> But why have a special case for hub/hcd use that is different from the
> drivers?  If a driver wants to grab a device, it should be able to use
> it until it decrements the count.  

Yes, but drivers are also required to stop using the device completely
when they return from disconnect() processing for its interface.  At
that point they've stopped using it, and decremented the refcount
so that their contribution is zero, but the count itself is nonzero ...
just like before probe().

Drivers are never the first to increment a count, or last to decrement.
(Unless they've got significant bugs...)

We know that because khubd (or root hub init) create all devices
and initializes their count ... and khubd (or root hub shutdown) are
likewise responsible for cleaning up all the device state.  Since they
do so only after disconnect()ing all drivers, there is no legitimate
way anyone else could hold that last reference.

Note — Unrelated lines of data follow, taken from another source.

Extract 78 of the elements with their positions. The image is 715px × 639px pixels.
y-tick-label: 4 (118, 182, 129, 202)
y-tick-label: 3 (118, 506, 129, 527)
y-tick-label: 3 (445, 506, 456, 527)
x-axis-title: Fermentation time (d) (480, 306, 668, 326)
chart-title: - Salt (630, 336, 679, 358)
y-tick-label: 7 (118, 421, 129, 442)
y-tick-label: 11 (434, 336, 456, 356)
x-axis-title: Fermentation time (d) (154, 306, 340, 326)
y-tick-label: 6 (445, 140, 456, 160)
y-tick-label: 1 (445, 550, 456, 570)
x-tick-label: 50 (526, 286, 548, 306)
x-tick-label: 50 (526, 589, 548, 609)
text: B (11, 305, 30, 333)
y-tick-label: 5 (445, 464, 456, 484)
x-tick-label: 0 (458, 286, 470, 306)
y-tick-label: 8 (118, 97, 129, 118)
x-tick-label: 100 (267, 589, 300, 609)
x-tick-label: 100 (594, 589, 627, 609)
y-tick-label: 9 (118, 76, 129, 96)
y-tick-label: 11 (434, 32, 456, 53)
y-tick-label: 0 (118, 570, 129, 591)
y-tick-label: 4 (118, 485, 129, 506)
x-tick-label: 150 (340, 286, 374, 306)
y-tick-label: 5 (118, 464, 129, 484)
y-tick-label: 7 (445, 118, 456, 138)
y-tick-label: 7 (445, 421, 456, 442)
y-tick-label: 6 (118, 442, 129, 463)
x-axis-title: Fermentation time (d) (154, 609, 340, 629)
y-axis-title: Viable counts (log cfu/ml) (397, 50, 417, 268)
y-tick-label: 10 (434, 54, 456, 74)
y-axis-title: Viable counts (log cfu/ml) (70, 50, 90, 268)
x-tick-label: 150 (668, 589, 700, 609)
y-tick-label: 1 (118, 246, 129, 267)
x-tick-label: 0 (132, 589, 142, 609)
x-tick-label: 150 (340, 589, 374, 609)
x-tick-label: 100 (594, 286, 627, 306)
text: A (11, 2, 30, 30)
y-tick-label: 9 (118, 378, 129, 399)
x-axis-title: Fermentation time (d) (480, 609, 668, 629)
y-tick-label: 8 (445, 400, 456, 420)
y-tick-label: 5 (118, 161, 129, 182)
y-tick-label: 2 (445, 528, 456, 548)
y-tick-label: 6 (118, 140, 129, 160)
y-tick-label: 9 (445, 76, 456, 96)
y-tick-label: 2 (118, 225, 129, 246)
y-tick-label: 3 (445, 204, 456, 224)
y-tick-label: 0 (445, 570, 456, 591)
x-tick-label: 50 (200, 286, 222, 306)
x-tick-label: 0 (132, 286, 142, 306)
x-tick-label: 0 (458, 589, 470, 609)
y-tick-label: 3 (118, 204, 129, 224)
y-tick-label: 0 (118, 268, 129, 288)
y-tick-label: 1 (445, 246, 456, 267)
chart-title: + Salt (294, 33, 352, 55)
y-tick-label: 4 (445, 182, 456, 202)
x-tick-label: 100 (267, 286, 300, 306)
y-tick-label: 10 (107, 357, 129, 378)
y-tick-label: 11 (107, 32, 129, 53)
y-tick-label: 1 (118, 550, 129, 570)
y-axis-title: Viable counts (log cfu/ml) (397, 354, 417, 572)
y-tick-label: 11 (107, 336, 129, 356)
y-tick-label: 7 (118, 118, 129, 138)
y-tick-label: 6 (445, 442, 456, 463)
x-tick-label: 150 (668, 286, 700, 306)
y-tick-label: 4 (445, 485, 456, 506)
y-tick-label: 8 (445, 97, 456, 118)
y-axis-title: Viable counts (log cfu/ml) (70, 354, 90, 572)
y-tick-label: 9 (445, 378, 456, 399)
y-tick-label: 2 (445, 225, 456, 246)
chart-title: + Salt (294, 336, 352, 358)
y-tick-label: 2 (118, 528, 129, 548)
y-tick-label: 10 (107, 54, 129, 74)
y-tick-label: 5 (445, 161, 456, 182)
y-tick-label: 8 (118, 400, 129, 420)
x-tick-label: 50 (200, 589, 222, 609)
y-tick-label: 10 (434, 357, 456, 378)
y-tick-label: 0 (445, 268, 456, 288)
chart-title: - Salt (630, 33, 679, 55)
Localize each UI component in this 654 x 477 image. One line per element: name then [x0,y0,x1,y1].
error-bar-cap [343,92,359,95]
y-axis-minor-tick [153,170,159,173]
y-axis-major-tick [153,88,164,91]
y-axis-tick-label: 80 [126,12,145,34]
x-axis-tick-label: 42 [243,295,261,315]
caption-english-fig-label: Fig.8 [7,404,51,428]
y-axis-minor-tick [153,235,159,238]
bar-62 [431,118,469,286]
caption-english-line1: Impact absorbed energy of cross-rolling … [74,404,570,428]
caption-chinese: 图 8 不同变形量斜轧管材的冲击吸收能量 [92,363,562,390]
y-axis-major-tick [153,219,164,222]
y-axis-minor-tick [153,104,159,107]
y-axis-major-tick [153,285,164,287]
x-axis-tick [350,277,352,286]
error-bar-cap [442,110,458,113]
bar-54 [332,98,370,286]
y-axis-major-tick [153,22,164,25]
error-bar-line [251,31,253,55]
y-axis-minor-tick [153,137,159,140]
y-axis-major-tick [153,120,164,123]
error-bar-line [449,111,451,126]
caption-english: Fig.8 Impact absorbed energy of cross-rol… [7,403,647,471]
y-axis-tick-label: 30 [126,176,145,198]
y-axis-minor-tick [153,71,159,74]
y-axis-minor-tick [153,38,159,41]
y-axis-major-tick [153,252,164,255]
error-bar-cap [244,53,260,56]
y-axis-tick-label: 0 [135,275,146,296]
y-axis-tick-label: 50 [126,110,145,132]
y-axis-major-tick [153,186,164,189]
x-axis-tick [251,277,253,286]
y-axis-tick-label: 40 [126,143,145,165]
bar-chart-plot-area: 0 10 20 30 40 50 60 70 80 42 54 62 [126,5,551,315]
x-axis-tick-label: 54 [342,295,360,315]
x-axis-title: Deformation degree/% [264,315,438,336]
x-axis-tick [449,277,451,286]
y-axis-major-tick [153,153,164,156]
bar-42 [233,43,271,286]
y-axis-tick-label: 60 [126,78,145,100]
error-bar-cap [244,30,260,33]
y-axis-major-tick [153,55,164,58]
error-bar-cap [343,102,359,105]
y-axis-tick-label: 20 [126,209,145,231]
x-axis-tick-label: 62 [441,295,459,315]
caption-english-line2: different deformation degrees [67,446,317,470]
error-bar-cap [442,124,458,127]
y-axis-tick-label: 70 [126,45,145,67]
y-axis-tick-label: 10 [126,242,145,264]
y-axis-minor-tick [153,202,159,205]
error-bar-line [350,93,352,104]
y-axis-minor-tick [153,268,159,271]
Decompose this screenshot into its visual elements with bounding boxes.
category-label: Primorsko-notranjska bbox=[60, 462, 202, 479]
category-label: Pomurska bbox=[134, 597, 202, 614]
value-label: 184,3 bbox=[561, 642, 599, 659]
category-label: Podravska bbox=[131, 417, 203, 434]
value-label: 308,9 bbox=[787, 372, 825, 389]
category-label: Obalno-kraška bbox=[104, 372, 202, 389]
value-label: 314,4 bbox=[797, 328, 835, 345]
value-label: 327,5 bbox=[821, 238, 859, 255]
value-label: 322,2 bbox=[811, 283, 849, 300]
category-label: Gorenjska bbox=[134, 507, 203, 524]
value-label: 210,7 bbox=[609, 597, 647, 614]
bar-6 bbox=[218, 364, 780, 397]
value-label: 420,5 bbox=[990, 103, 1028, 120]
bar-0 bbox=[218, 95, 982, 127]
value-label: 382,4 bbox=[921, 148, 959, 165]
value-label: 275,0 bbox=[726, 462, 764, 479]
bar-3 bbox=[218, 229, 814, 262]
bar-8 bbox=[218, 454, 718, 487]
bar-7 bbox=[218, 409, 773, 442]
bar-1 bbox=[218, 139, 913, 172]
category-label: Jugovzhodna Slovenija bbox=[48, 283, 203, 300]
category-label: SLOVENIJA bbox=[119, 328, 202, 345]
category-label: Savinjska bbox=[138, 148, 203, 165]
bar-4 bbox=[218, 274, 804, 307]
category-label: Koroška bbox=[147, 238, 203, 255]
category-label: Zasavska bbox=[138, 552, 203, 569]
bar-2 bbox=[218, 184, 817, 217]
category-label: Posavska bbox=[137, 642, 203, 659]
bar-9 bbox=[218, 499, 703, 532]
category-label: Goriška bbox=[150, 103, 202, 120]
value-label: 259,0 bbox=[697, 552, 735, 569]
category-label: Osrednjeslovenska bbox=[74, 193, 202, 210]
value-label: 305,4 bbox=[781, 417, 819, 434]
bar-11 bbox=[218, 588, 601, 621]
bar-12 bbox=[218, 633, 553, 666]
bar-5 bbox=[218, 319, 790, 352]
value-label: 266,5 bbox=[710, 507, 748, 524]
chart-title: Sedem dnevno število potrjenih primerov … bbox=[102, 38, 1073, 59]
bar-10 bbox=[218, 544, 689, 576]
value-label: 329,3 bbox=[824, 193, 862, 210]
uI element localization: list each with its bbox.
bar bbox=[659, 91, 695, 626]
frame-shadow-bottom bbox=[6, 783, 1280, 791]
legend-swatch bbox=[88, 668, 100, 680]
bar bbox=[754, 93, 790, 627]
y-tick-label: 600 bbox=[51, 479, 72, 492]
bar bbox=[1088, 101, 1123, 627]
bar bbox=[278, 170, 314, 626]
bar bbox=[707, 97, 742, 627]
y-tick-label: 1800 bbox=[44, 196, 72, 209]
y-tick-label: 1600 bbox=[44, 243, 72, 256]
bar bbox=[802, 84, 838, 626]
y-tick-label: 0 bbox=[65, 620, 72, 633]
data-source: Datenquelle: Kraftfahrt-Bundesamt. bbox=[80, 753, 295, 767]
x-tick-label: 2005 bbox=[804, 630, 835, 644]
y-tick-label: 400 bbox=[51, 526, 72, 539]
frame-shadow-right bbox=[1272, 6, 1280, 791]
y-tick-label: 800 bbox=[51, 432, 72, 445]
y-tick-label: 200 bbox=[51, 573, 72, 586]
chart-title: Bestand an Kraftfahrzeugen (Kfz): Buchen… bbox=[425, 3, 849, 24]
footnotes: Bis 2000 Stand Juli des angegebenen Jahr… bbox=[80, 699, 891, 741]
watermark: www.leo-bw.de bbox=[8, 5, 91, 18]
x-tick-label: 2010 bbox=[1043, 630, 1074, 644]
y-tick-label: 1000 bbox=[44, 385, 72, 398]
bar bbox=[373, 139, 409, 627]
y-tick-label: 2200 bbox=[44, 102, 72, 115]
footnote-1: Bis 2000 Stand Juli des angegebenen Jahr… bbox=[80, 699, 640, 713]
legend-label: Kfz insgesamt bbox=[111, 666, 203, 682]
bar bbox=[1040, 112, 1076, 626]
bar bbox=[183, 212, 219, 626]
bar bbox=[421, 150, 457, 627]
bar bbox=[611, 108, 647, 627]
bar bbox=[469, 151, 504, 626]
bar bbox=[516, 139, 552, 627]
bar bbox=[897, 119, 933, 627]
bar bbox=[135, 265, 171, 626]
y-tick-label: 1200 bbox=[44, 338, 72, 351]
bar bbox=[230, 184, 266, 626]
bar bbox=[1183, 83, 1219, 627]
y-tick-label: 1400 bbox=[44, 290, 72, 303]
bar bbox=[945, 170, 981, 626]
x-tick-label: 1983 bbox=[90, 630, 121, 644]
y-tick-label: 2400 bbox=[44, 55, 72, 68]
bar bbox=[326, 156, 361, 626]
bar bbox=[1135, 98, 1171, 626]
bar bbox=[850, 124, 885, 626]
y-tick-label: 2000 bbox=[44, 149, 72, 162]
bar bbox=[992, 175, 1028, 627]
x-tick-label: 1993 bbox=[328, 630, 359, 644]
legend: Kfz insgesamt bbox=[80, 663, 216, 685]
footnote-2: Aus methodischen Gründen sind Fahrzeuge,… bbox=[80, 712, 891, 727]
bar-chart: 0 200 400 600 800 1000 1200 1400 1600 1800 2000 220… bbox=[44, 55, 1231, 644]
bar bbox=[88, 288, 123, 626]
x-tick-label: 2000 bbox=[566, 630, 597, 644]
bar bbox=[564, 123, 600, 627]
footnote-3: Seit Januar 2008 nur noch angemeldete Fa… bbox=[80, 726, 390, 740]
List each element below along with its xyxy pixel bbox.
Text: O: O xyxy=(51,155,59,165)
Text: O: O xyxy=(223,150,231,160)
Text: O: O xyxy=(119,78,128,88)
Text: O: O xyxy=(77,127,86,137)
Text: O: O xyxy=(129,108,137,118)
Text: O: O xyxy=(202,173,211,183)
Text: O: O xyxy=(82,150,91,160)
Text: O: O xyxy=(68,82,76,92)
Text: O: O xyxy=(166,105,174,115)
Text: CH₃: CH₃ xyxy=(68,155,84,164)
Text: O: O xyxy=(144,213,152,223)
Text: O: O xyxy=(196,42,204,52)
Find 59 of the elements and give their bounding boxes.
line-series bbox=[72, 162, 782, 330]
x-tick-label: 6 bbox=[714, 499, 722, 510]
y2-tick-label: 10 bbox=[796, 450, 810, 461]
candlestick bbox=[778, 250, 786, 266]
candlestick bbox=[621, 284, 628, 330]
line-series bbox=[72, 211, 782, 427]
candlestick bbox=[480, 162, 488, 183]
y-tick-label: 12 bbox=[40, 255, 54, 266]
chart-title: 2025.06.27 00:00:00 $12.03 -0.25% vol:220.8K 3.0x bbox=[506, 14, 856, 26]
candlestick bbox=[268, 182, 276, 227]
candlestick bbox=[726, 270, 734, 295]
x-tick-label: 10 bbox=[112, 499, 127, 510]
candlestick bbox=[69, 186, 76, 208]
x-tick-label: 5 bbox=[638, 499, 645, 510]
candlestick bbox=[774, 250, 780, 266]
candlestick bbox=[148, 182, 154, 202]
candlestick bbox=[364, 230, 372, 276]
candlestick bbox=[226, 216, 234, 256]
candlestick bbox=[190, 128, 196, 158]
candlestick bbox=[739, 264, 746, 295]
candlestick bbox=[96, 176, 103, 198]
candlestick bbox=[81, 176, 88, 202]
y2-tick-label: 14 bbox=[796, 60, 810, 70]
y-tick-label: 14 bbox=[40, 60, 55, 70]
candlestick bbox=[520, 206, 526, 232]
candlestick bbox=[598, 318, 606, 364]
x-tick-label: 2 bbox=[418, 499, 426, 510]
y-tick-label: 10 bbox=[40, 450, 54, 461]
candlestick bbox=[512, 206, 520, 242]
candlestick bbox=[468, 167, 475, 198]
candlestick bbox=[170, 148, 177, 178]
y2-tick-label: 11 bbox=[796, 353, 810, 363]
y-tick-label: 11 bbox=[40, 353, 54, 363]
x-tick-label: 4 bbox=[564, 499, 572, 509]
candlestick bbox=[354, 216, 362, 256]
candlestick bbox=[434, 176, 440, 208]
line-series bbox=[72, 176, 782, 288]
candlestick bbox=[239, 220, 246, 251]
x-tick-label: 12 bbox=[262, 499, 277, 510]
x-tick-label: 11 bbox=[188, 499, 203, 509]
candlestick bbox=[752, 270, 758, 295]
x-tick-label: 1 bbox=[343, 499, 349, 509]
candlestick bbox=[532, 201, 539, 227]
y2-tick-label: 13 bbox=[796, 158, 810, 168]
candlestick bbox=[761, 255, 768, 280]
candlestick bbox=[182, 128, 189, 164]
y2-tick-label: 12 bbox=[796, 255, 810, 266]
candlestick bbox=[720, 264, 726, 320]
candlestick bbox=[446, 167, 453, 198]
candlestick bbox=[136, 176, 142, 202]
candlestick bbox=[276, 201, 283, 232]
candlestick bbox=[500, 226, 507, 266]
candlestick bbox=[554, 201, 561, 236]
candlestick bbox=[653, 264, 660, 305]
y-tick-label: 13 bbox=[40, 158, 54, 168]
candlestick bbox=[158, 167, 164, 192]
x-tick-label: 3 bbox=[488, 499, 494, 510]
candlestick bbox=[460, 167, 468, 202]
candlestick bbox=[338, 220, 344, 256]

>    Now granted that usage could just
> spit back errors from the hcd, as the device is no longer present, but
> it would still be valid.

In what sense would it be "valid" though?  It wouldn't be connected to
any hub; I/O to it couldn't work; HCD state has to have been purged;
even the address may have been reused already.  Some other
device may even have been connected to that hub port.  There's a
lot of state associated with devices ... which parts would you still
expect to be valid in such cases, after some driver doesn't do its
disconnect() processing correctly?

I see this as enforcing a basic integrity/synchronization constraint.
If disconnect() for some driver is broken, so it's still trying to use a
device after it's disconnected, I see no reason to do anything other
than report this for the BUG() that it is.  The line has to be drawn
somewhere, and that seems like the natural place.